Esse termo “imagens de ação” é um bom exemplo do trabalho do professor Rogério Calia. Na tradução em português do Filosofia da Liberdade o termo usado é “fantasia moral”, ou seja, a habilidade cognitiva de formar imagens de como agir em uma situação individual a partir de conceitos universais. Ele explica como o termo “fantasia moral” é mal compreendido por quem não está familiarizado com filosofia e como o termo “imagem de ação” facilita o entendimento. Segundo Claudio Bertalot, esse é o ponto forte que vê no trabalho de Rogério Calia: “simplificar para frutificar”.

As obras de Rudolf Steiner são ricas em joias preciosas que agregam pesquisadores ao redor de linguagens em comum, abrangendo os mais diferentes impulsos culturais/espirituais humanos. Segundo o próprio Steiner, o maior diamante é a filosofia da liberdade, pois aponta diretamente para o pensar vivenciado e o faz no diálogo com a consciência da atualidade. Em uma linguagem laica, que desafia tanto visões materialistas ingenuas como religiosas metafísicas, essa obra exige a coragem de pensar por si mesmo e sair de lugares aparentemente confortáveis e sem liberdade no realismo metafísico: tanto do religioso que acredita em um deus antropomórfico, que determina o sentido da vida dos humanos e exige obediência a sua vontade; como do materialista que acredita a priori que tudo está determinado mecanicamente e ingenuamente aceita algumas percepções e não outras, na construção de uma visão de mundo acomodada e desresponsabilizada. Aliás, talvez por isso o livro não tenha sido mais amplamente estudado no século passado, pois incomoda a ambos os lados da polarização moderna.

A diretoria da Sociedade Antroposófica do Brasil está de parabéns por apoiar o estudo dessa obra central, que tem tanto a contribuir para a ciência contemplativa.
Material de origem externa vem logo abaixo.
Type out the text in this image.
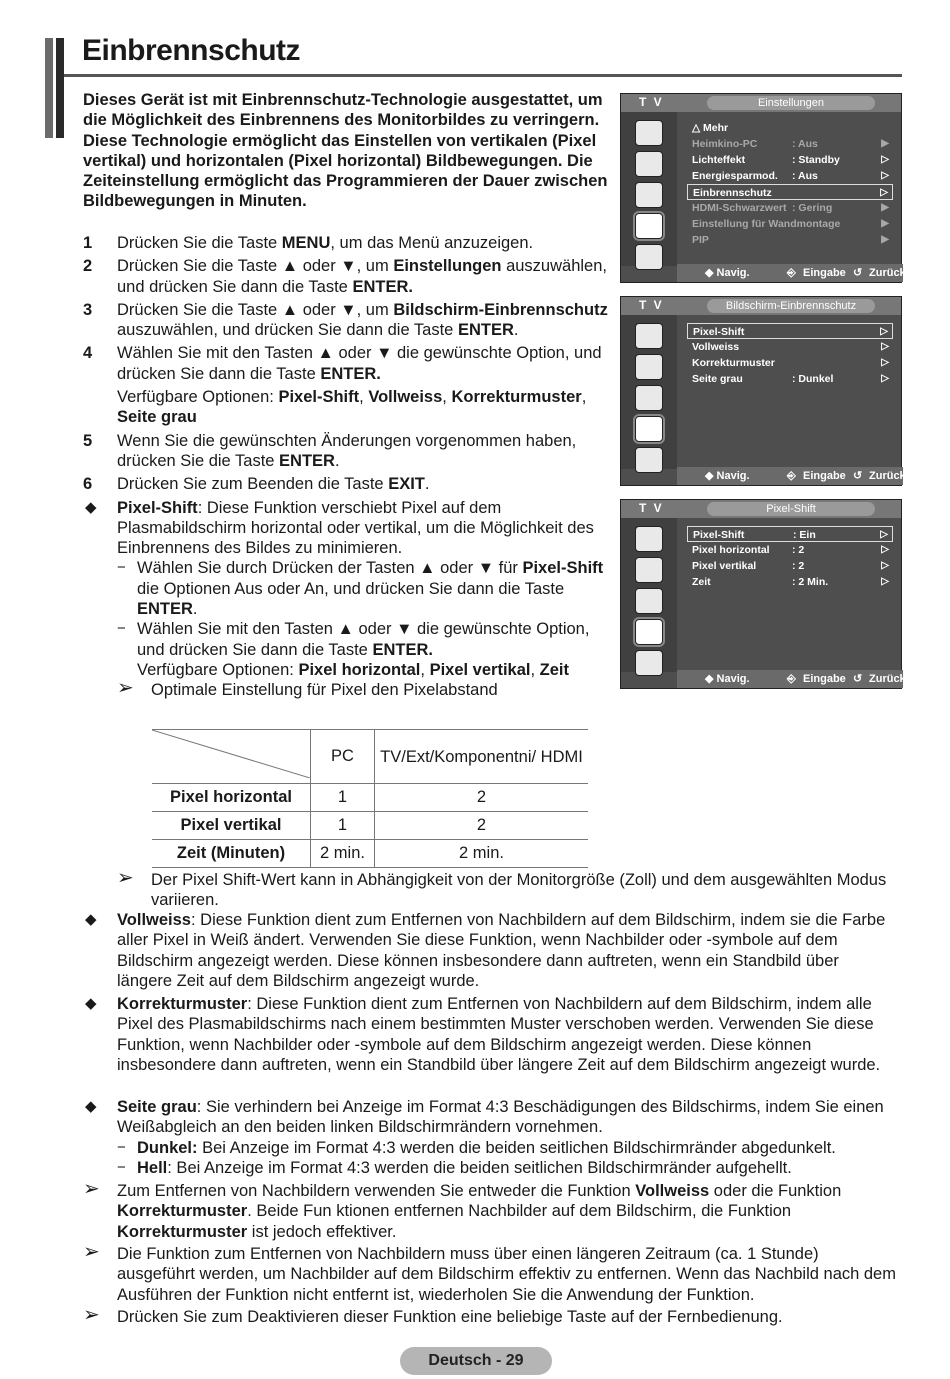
Einbrennschutz
Dieses Gerät ist mit Einbrennschutz-Technologie ausgestattet, um die Möglichkeit des Einbrennens des Monitorbildes zu verringern. Diese Technologie ermöglicht das Einstellen von vertikalen (Pixel vertikal) und horizontalen (Pixel horizontal) Bildbewegungen. Die Zeiteinstellung ermöglicht das Programmieren der Dauer zwischen Bildbewegungen in Minuten.
1 Drücken Sie die Taste MENU, um das Menü anzuzeigen.
2 Drücken Sie die Taste ▲ oder ▼, um Einstellungen auszuwählen, und drücken Sie dann die Taste ENTER.
3 Drücken Sie die Taste ▲ oder ▼, um Bildschirm-Einbrennschutz auszuwählen, und drücken Sie dann die Taste ENTER.
4 Wählen Sie mit den Tasten ▲ oder ▼ die gewünschte Option, und drücken Sie dann die Taste ENTER.
Verfügbare Optionen: Pixel-Shift, Vollweiss, Korrekturmuster, Seite grau
5 Wenn Sie die gewünschten Änderungen vorgenommen haben, drücken Sie die Taste ENTER.
6 Drücken Sie zum Beenden die Taste EXIT.
◆ Pixel-Shift: Diese Funktion verschiebt Pixel auf dem Plasmabildschirm horizontal oder vertikal, um die Möglichkeit des Einbrennens des Bildes zu minimieren.
− Wählen Sie durch Drücken der Tasten ▲ oder ▼ für Pixel-Shift die Optionen Aus oder An, und drücken Sie dann die Taste ENTER.
− Wählen Sie mit den Tasten ▲ oder ▼ die gewünschte Option, und drücken Sie dann die Taste ENTER.
Verfügbare Optionen: Pixel horizontal, Pixel vertikal, Zeit
➢ Optimale Einstellung für Pixel den Pixelabstand
	PC	TV/Ext/Komponentni/ HDMI
Pixel horizontal	1	2
Pixel vertikal	1	2
Zeit (Minuten)	2 min.	2 min.
➢ Der Pixel Shift-Wert kann in Abhängigkeit von der Monitorgröße (Zoll) und dem ausgewählten Modus variieren.
◆ Vollweiss: Diese Funktion dient zum Entfernen von Nachbildern auf dem Bildschirm, indem sie die Farbe aller Pixel in Weiß ändert. Verwenden Sie diese Funktion, wenn Nachbilder oder -symbole auf dem Bildschirm angezeigt werden. Diese können insbesondere dann auftreten, wenn ein Standbild über längere Zeit auf dem Bildschirm angezeigt wurde.
◆ Korrekturmuster: Diese Funktion dient zum Entfernen von Nachbildern auf dem Bildschirm, indem alle Pixel des Plasmabildschirms nach einem bestimmten Muster verschoben werden. Verwenden Sie diese Funktion, wenn Nachbilder oder -symbole auf dem Bildschirm angezeigt werden. Diese können insbesondere dann auftreten, wenn ein Standbild über längere Zeit auf dem Bildschirm angezeigt wurde.
◆ Seite grau: Sie verhindern bei Anzeige im Format 4:3 Beschädigungen des Bildschirms, indem Sie einen Weißabgleich an den beiden linken Bildschirmrändern vornehmen.
− Dunkel: Bei Anzeige im Format 4:3 werden die beiden seitlichen Bildschirmränder abgedunkelt.
− Hell: Bei Anzeige im Format 4:3 werden die beiden seitlichen Bildschirmränder aufgehellt.
➢ Zum Entfernen von Nachbildern verwenden Sie entweder die Funktion Vollweiss oder die Funktion Korrekturmuster. Beide Fun ktionen entfernen Nachbilder auf dem Bildschirm, die Funktion Korrekturmuster ist jedoch effektiver.
➢ Die Funktion zum Entfernen von Nachbildern muss über einen längeren Zeitraum (ca. 1 Stunde) ausgeführt werden, um Nachbilder auf dem Bildschirm effektiv zu entfernen. Wenn das Nachbild nach dem Ausführen der Funktion nicht entfernt ist, wiederholen Sie die Anwendung der Funktion.
➢ Drücken Sie zum Deaktivieren dieser Funktion eine beliebige Taste auf der Fernbedienung.
Deutsch - 29
T V	Einstellungen
△ Mehr
Heimkino-PC	: Aus	▶
Lichteffekt	: Standby	▷
Energiesparmod. : Aus	▷
Einbrennschutz	▷
HDMI-Schwarzwert : Gering	▶
Einstellung für Wandmontage	▶
PIP	▶
◆ Navig.	⎆ Eingabe ↺ Zurück
T V	Bildschirm-Einbrennschutz
Pixel-Shift	▷
Vollweiss	▷
Korrekturmuster	▷
Seite grau	: Dunkel	▷
◆ Navig.	⎆ Eingabe ↺ Zurück
T V	Pixel-Shift
Pixel-Shift	: Ein	▷
Pixel horizontal : 2	▷
Pixel vertikal	: 2	▷
Zeit	: 2 Min.	▷
◆ Navig.	⎆ Eingabe ↺ Zurück
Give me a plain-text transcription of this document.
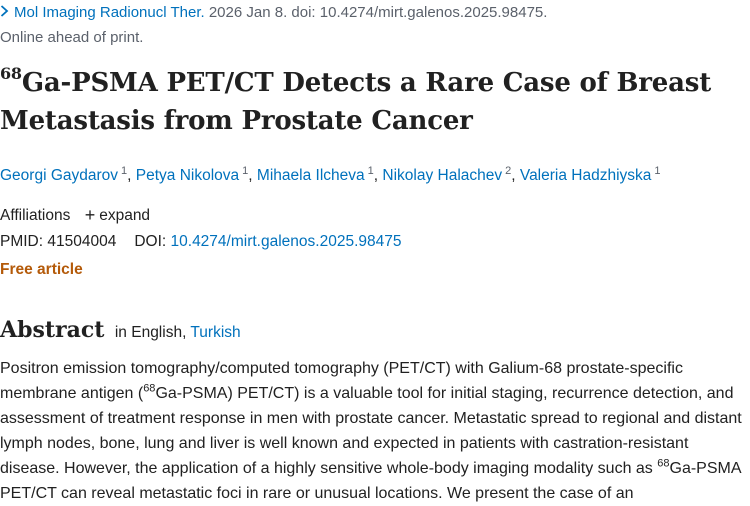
Mol Imaging Radionucl Ther. 2026 Jan 8. doi: 10.4274/mirt.galenos.2025.98475.
Online ahead of print.
$^{68}$Ga-PSMA PET/CT Detects a Rare Case of Breast
Metastasis from Prostate Cancer
Georgi Gaydarov $^1$, Petya Nikolova $^1$, Mihaela Ilcheva $^1$, Nikolay Halachev $^2$, Valeria Hadzhiyska $^1$
Affiliations + expand
PMID: 41504004 DOI: 10.4274/mirt.galenos.2025.98475
Free article
Abstract in English, Turkish

Positron emission tomography/computed tomography (PET/CT) with Galium-68 prostate-specific membrane antigen ($^{68}$Ga-PSMA) PET/CT) is a valuable tool for initial staging, recurrence detection, and assessment of treatment response in men with prostate cancer. Metastatic spread to regional and distant lymph nodes, bone, lung and liver is well known and expected in patients with castration-resistant disease. However, the application of a highly sensitive whole-body imaging modality such as $^{68}$Ga-PSMA PET/CT can reveal metastatic foci in rare or unusual locations. We present the case of an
Belos frutos desse encontro de aprofundamento já estão surgindo no grupo de trabalho para o ensino da filosofia da liberdade nos cursos de formação das profissões antroposóficas, e em especial nos cursos para gestores de iniciativas sociais. Que no século XXI, a Filosofia da Liberdade encontre terreno para frutificar e que os professores que se dedicam a sua divulgação sejam precisos em suas apresentações e propostas de exercícios, para que o conteúdo vivido possa ser o reconhecimento direto da natureza da atividade pensante e que mais e mais pessoas possam decidir genuinamente. Isso é perfeitamente possível já que “o pensar devidamente vivenciado já é uma experiência espiritual” (STEINER- Filosofia da Liberdade).